Une fenêtre de tir rare en Amérique latine
En combinant stabilité macroéconomique, sécurité juridique, fiscalité pro‑investissement et montée en puissance de secteurs porteurs comme la logistique, le tourisme haut de gamme et l’immobilier durable, l’Uruguay offre aujourd’hui un profil singulier dans le paysage latino‑américain. Son immobilier commercial bénéficie directement de ces atouts, dans un marché globalement transparent, majoritairement dollarisé et soutenu par une demande intérieure robuste et des flux croissants d’investisseurs régionaux et extra‑continentaux.

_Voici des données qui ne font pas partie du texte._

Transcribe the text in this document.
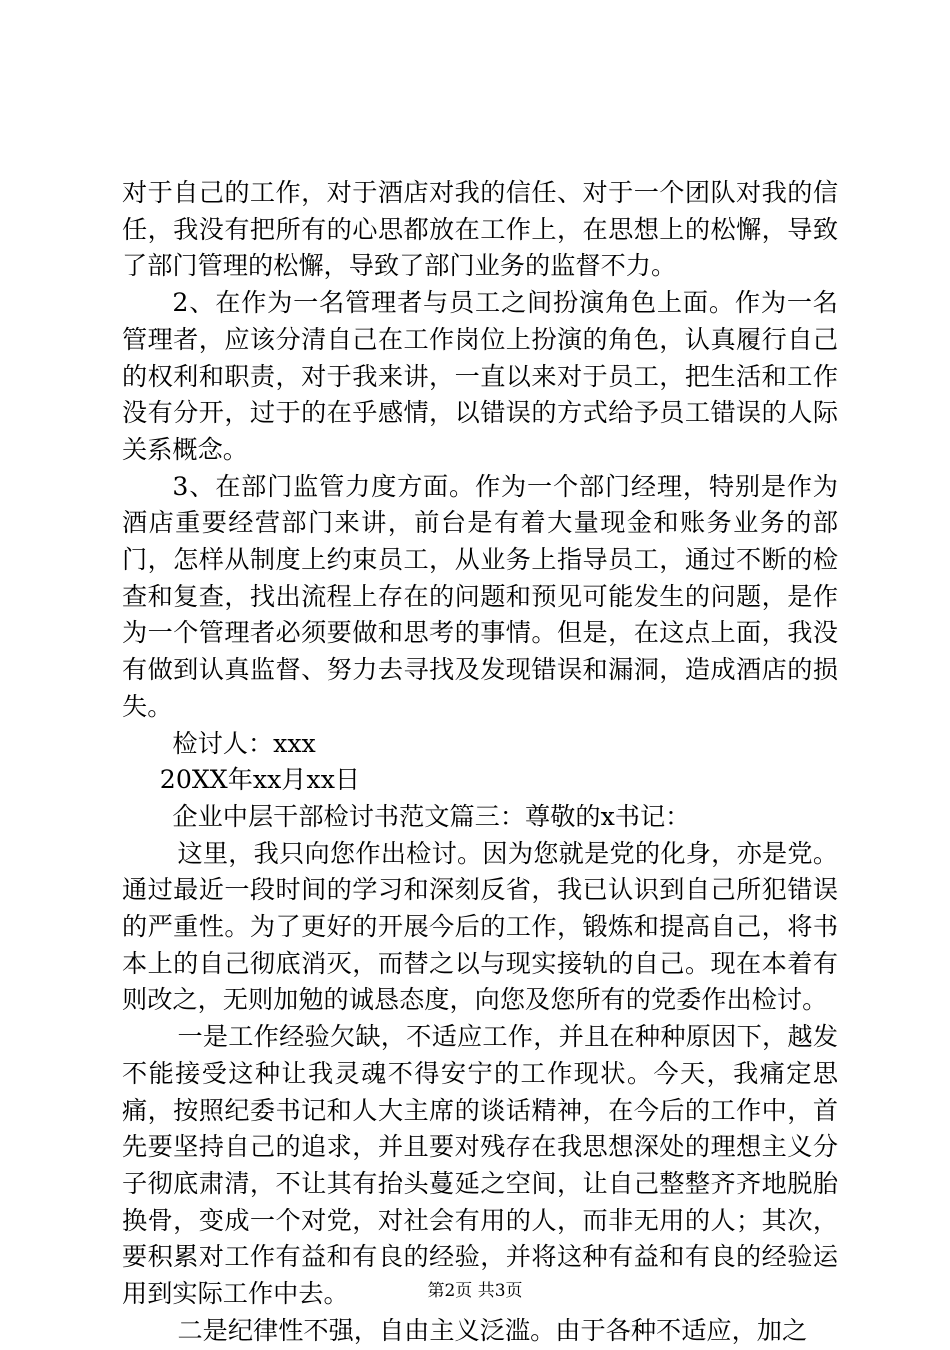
对于自己的工作，对于酒店对我的信任、对于一个团队对我的信任，我没有把所有的心思都放在工作上，在思想上的松懈，导致了部门管理的松懈，导致了部门业务的监督不力。

2、在作为一名管理者与员工之间扮演角色上面。作为一名管理者，应该分清自己在工作岗位上扮演的角色，认真履行自己的权利和职责，对于我来讲，一直以来对于员工，把生活和工作没有分开，过于的在乎感情，以错误的方式给予员工错误的人际关系概念。

3、在部门监管力度方面。作为一个部门经理，特别是作为酒店重要经营部门来讲，前台是有着大量现金和账务业务的部门，怎样从制度上约束员工，从业务上指导员工，通过不断的检查和复查，找出流程上存在的问题和预见可能发生的问题，是作为一个管理者必须要做和思考的事情。但是，在这点上面，我没有做到认真监督、努力去寻找及发现错误和漏洞，造成酒店的损失。

检讨人：xxx

20XX年xx月xx日

企业中层干部检讨书范文篇三：尊敬的x书记：

这里，我只向您作出检讨。因为您就是党的化身，亦是党。通过最近一段时间的学习和深刻反省，我已认识到自己所犯错误的严重性。为了更好的开展今后的工作，锻炼和提高自己，将书本上的自己彻底消灭，而替之以与现实接轨的自己。现在本着有则改之，无则加勉的诚恳态度，向您及您所有的党委作出检讨。

一是工作经验欠缺，不适应工作，并且在种种原因下，越发不能接受这种让我灵魂不得安宁的工作现状。今天，我痛定思痛，按照纪委书记和人大主席的谈话精神，在今后的工作中，首先要坚持自己的追求，并且要对残存在我思想深处的理想主义分子彻底肃清，不让其有抬头蔓延之空间，让自己整整齐齐地脱胎换骨，变成一个对党，对社会有用的人，而非无用的人；其次，要积累对工作有益和有良的经验，并将这种有益和有良的经验运用到实际工作中去。

二是纪律性不强，自由主义泛滥。由于各种不适应，加之

第2页 共3页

L’Uruguay offre une opportunité d’exposition à l’Amérique du Sud avec un risque modéré. L’immobilier commercial peut générer des revenus récurrents et une valorisation patrimoniale à long terme. Le succès repose sur une stratégie claire, une sélection rigoureuse des actifs et une compréhension des spécificités locales pour une performance durable.
Cas pratique : un investisseur français qui diversifie en Uruguay
Un chef d’entreprise français d’environ 50 ans, avec un patrimoine déjà bien structuré en Europe, souhaitait diversifier une partie de son capital dans l’immobilier résidentiel en Uruguay pour chercher du rendement locatif et une exposition au peso uruguayen et au dollar. Budget alloué : 400 000 à 600 000 dollars, sans recours au crédit.
Après analyse de plusieurs marchés (Montevideo, Punta del Este, Colonia del Sacramento), la stratégie retenue a consisté à cibler un appartement ou une maison individuelle dans un quartier recherché de Montevideo ou près du front de mer à Punta del Este, combinant un rendement locatif brut cible de 8 à 10 % – en gardant à l’esprit que « plus le rendement est grand, plus le risque est important » – et un potentiel de valorisation à moyen terme, avec un ticket global (acquisition + frais + éventuels travaux) d’environ 500 000 dollars.
La mission a inclus : sélection du marché et du quartier, mise en relation avec un réseau local (agent immobilier, notaire, avocat, fiscaliste), choix de la structure la plus adaptée (propriété directe ou via société locale) et définition d’un plan de diversification dans le temps.
Ce type d’accompagnement permet à l’investisseur de bénéficier des opportunités du marché uruguayen tout en maîtrisant les risques (juridiques, fiscaux, locatifs) et en intégrant cet actif dans une stratégie patrimoniale globale.